Many other kids did fairly normal things, walk to soccer practice, make dinner, bake a cake, etc. Many of the kids said they were scared to do their project because they had never done anything on their own like that before. When I was 14 I was riding 10 to 20 miles a day on my bike, pretty much every day all summer long. I am only 37, it was not that long ago.
It seems that kids not are not allowed to do anything, they are not even asked to do anything. Most parents did not ask kids to do chores. And there are almost no jobs someone under 18 can do any more. Kids don’t babysit or deliver papers. Kids do not learn to appreciate accomplishment because they have no expectations placed on them. So I have started asking my 15 month old niece to throw away her own diapers. She is incredibly proud of herself. And she can do it just fine.
If you are a parent, or thinking about being a parent, you should read this book.
What I liked about The Noticer
The Noticer was the first book that Thomas Nelson Publishers tried in their NelsonFree program. NelsonFree was an attempt at encouraging the purchase of hardback books. With the purchase of a hardback you would get a code to receive the ebook and the mp3 audiobook free for download. Here is Michael Hyatt’s announcement. I think it was a great concept. It is the reason I bought this book. I would have never purchased this book, but I knew that my brother in law and mother in law had enjoyed the previous book by Andy Andrews. So when I saw the program and that this book would give me a copy, I immediately bought it. I gave the hardback to my brother in law and he passed it on to my mother in law and I downloaded the ebook. I never did download the audiobook. But I loved the concept of NelsonFree.
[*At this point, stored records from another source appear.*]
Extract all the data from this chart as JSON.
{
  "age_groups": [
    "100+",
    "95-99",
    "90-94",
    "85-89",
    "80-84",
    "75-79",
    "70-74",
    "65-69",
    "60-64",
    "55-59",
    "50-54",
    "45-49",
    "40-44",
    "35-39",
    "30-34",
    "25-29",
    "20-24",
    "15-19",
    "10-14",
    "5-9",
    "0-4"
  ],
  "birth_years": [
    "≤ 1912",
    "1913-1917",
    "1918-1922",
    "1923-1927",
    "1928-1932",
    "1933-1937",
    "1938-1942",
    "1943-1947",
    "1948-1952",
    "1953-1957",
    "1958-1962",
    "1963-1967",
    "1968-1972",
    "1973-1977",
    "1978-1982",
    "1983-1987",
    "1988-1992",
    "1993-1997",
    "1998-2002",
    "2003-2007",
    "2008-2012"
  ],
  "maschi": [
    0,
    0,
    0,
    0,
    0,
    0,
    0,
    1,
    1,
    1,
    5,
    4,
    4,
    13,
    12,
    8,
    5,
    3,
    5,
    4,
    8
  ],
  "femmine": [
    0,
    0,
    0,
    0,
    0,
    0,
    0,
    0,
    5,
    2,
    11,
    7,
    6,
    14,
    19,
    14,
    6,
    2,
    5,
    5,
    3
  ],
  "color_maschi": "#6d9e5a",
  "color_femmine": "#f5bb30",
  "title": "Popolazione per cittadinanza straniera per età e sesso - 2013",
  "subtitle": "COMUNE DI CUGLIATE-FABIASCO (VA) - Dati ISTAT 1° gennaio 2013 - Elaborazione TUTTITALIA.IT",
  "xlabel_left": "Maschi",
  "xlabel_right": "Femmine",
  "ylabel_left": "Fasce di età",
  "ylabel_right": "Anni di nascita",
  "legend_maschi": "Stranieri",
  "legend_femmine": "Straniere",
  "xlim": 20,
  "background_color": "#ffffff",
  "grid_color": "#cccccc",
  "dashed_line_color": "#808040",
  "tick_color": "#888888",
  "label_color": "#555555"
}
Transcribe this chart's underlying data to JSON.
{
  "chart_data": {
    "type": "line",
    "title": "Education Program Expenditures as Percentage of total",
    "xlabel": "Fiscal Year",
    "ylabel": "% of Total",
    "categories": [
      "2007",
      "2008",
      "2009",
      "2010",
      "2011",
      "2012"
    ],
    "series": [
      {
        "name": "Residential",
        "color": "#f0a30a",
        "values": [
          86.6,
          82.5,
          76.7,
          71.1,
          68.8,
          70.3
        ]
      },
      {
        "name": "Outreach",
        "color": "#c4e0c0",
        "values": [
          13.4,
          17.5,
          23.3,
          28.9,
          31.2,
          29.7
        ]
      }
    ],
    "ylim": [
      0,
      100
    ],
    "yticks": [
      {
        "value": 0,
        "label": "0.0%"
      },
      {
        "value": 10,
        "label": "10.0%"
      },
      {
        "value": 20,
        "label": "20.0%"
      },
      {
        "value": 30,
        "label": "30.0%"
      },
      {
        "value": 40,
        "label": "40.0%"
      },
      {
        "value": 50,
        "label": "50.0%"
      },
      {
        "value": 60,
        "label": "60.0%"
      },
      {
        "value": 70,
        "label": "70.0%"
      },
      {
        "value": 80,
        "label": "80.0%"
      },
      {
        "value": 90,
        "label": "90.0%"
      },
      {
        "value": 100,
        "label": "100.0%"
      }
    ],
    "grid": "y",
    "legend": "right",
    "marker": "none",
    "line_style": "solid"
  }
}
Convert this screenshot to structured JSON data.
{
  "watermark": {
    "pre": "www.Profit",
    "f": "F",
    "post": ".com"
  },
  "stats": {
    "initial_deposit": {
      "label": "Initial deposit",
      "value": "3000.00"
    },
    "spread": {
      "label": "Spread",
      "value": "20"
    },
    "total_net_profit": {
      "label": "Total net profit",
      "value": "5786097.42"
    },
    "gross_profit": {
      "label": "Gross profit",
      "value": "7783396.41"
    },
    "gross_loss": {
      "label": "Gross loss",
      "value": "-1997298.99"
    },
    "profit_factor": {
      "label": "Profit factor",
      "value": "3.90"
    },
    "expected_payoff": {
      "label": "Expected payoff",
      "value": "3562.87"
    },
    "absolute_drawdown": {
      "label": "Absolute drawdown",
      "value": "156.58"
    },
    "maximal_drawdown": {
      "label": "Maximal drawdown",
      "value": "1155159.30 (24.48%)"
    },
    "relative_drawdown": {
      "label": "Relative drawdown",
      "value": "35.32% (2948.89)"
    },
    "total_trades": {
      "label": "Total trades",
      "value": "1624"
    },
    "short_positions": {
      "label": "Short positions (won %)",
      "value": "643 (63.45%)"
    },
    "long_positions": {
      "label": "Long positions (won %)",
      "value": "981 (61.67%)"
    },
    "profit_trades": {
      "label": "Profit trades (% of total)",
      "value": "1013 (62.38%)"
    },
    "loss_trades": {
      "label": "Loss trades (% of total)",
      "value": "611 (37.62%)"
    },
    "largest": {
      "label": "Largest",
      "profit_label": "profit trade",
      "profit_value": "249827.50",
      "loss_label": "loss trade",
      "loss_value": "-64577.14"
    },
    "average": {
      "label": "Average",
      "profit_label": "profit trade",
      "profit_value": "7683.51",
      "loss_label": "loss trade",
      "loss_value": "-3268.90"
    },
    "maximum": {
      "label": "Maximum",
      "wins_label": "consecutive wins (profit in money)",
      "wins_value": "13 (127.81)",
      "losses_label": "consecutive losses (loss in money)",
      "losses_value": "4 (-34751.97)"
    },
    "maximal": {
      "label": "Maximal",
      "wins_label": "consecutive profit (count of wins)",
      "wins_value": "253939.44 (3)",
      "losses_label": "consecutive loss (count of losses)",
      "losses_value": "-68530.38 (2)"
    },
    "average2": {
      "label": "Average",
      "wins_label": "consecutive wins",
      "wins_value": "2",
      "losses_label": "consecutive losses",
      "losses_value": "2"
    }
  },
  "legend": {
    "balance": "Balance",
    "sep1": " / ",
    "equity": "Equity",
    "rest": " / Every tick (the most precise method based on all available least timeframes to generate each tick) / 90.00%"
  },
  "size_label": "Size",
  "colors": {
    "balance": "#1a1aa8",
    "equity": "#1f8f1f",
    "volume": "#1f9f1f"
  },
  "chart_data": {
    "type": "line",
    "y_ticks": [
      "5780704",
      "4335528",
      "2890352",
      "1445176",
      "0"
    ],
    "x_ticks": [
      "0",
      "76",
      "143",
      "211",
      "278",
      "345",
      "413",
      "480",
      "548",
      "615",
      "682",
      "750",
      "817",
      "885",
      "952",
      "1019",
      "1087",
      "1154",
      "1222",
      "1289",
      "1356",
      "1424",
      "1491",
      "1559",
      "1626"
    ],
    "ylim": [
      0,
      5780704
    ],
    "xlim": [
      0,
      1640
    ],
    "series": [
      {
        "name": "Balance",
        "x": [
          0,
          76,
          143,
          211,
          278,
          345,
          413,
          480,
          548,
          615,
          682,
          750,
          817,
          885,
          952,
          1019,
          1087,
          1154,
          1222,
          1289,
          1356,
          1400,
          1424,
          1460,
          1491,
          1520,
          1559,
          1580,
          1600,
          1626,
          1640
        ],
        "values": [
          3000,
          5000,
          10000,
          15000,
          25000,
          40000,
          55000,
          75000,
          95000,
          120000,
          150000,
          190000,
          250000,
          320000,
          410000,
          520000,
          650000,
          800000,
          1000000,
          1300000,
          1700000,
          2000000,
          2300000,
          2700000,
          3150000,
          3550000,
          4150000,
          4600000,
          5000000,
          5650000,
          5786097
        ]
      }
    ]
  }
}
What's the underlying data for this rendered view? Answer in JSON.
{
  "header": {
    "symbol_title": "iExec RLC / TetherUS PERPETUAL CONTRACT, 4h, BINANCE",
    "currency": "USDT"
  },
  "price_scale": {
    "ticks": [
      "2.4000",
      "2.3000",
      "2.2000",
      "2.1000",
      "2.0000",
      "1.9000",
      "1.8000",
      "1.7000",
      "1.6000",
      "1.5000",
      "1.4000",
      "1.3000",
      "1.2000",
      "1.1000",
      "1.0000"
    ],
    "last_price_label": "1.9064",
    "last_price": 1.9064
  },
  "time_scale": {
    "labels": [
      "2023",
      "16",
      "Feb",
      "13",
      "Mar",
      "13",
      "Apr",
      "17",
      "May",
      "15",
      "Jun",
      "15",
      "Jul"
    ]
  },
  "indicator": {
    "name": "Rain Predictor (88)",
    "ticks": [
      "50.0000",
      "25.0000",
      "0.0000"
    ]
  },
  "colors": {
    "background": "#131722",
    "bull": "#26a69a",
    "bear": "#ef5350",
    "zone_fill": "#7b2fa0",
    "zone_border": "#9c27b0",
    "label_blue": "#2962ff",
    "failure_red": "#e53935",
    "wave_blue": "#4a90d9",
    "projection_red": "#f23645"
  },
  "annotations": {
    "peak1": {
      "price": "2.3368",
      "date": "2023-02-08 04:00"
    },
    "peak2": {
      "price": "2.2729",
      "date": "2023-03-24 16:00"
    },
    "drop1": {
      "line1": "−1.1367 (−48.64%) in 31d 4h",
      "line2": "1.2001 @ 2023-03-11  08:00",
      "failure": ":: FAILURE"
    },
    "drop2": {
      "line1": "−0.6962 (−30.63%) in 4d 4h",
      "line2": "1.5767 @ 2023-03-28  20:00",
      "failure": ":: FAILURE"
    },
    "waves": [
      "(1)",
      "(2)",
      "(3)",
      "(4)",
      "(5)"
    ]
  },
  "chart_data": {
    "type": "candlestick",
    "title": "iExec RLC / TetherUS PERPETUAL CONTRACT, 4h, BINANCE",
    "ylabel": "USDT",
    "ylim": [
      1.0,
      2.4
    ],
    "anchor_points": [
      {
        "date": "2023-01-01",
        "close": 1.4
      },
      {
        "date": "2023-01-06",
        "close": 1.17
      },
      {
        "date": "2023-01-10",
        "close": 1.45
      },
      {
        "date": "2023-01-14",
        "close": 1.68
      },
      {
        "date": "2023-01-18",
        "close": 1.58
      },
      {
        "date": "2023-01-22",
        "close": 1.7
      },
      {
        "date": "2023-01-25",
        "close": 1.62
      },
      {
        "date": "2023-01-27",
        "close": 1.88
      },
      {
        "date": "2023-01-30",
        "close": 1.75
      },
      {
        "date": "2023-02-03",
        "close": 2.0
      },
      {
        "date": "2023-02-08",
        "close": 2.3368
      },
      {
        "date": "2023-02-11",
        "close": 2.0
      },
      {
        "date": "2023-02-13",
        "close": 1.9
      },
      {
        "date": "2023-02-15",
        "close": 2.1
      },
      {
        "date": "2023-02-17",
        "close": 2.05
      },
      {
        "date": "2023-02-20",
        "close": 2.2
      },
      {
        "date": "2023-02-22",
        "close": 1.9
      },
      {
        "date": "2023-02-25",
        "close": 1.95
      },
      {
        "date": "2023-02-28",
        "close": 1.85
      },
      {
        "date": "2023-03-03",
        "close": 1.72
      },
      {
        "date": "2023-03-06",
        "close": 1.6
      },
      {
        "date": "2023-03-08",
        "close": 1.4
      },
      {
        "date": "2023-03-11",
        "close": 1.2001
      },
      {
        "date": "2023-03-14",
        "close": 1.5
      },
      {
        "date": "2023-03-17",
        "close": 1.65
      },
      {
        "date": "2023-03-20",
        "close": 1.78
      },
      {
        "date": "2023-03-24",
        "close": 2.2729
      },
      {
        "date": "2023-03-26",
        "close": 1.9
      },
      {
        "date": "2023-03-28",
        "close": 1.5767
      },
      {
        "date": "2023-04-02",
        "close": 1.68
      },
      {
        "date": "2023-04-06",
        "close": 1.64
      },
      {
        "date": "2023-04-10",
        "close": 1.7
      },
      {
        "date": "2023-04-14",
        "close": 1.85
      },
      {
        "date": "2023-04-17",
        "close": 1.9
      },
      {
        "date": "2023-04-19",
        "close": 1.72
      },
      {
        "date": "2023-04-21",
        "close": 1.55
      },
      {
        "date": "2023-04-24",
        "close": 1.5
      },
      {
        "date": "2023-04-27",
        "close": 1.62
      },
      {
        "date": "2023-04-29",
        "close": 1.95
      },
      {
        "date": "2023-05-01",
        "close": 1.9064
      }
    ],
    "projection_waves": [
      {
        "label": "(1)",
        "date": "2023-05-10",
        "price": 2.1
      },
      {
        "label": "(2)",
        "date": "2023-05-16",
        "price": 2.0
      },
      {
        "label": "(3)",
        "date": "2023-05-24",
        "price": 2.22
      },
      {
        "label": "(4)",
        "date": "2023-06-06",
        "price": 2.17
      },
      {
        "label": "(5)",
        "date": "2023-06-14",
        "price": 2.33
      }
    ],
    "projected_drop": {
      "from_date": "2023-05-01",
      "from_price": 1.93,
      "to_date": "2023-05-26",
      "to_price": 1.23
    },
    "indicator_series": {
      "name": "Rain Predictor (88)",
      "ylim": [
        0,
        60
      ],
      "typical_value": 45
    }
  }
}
Unfortunately, I think the program must not have done that well because there is no mention of it on Thomas Nelson’s website. There is a NelsonFree page, but it is just where you go to get the free ebook and/or audiobook. There is not a list of NelsonFree books that I have been able to find and no current description of the program that I could find. I do appreciate that Thomas Nelson seems to try to change, but it seems NelsonFree has gone away.
What I did not like about The Noticer
What I did not like was the book. Obviously I am not like most people. I couldn’t finish The Noticer. I know a lot of people liked it. I am glad they did. It has some decent advice in it. Getting people to think about others instead of themselves, getting them to take responsibility for themselves, getting them to think about how to learn from their past, not to worry, be thankful for what they have, etc., are all great things. But it feels like the Noticer is just recycled advice from half the best self help books of the last decade. Five Love Languages was completely ripped off, although he only used four love languages and gave them animal names to throw you off, but it was just Five Love Languages. I admit I stopped at half way. I was just getting irritated and not getting anything out of it. Maybe I am just in a bad reading place, but I gave up.